Any one who reads the sacred books of the East for the first time, especially the Vedic hymns, will be puzzled to say whether the Soma, which is referred to so often, is a deity or something to drink. If we turn up the word in the index volume of the Encyclopædia Britannica, we are astonished to find such an entry as this: “Soma, a drink, in Brahminical ritual, iv. 205; as a deity, iv. 205; vii. 249.” The soma, speaking scientifically, is an intoxicating liquor prepared from the juice of a kind of milk-weed, Asclepias acida, sometimes called the moon-plant. In the Rig-Veda and the Zend Avesta (where it is called Haoma) it appears as a mighty god endowed with the most wonderful exhilarating properties. Herbert Spencer, in the chapter of the Sociology entitled “Plant-Worship,” gives some of the expressions used in the Rig-Veda concerning this fermented soma-juice.
“This [Soma] when drunk, stimulates my speech [or hymn]; this called forth the ardent thought.” (R.V. vi. 47, 3.)
“The ruddy Soma, generating hymns, with the powers of a poet.” (R.V. ix. 25, 5.)
“We have drunk the Soma, we have become immortal, we have entered into light, we have known the gods,” etc. (R.V. viii. 48, 3.)
“The former [priests] having strewed the sacred grass, offered up a hymn to thee, O Soma, for great strength and food.” (R.V. lx. 110, 7.)
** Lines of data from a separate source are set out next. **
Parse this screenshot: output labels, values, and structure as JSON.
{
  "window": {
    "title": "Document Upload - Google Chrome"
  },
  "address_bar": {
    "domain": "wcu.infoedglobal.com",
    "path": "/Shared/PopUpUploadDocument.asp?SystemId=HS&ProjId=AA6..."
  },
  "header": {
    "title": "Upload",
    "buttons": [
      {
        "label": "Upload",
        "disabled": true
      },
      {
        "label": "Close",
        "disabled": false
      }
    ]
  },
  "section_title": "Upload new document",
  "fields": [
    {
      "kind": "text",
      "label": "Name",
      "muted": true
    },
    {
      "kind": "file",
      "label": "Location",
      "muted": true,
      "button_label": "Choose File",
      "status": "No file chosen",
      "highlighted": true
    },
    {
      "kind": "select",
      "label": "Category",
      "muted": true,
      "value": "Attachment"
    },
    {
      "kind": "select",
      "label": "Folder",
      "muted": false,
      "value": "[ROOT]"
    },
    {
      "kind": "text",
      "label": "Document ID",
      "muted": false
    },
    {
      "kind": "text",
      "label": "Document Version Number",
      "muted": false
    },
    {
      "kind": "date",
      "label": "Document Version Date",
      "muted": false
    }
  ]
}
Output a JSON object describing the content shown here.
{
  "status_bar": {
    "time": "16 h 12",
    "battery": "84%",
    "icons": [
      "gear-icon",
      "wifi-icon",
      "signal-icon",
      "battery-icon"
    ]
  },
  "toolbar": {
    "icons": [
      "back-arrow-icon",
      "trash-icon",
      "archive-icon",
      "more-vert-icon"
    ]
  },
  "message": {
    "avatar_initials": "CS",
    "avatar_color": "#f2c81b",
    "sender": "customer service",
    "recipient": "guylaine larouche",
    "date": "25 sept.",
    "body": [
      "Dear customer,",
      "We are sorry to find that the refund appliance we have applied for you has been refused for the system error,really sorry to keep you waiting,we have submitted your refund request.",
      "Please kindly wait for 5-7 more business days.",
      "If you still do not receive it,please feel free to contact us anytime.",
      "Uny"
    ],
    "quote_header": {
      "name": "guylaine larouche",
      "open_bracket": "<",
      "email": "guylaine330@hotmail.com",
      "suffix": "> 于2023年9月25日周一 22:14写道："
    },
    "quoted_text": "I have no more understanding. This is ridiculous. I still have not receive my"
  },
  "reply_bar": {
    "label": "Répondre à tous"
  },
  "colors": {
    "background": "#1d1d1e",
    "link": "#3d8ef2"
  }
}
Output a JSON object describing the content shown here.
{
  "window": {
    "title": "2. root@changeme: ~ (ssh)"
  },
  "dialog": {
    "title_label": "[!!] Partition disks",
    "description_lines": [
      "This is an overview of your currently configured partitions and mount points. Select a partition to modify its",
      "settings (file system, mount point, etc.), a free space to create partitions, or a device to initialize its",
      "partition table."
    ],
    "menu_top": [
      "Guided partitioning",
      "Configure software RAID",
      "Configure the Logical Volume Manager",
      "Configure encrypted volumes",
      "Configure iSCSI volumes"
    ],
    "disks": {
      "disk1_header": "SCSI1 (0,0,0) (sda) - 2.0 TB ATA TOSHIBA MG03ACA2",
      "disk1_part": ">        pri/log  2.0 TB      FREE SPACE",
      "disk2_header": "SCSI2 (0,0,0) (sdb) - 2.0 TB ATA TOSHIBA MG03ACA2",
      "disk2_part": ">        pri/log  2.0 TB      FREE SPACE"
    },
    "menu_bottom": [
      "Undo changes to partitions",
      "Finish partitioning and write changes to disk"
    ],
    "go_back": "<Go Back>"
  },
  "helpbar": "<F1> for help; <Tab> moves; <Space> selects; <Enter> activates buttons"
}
“For through thee, O pure Soma, our wise forefathers of old performed their sacred rites.” (R.V. ix. 96, 11.)
“Soma—do thou enter into us,” etc.
Dr. Muir calls Soma “the Indian Dionysus.”
In Peru tobacco “has been called the sacred herb.”
Markham says, “The Peruvians still look upon coca with feelings of superstitious veneration.” In the time of the Incas it was sacrificed to the sun. In North Mexico, Bancroft says that some of the natives “have a great veneration for the hidden virtues of poisonous plants, and believe that if they crush or destroy one, some harm will happen to them.” “And at the present time,” says Mr. Spencer, “in the Philippine Islands, the ignatius bean, which contains strychnia and is used as a medicine, is worn as an amulet and held capable of miracles.” The Babylonians seem to have held the palm-tree as sacred, doubtless because fermented palm-juice makes an intoxicating drink.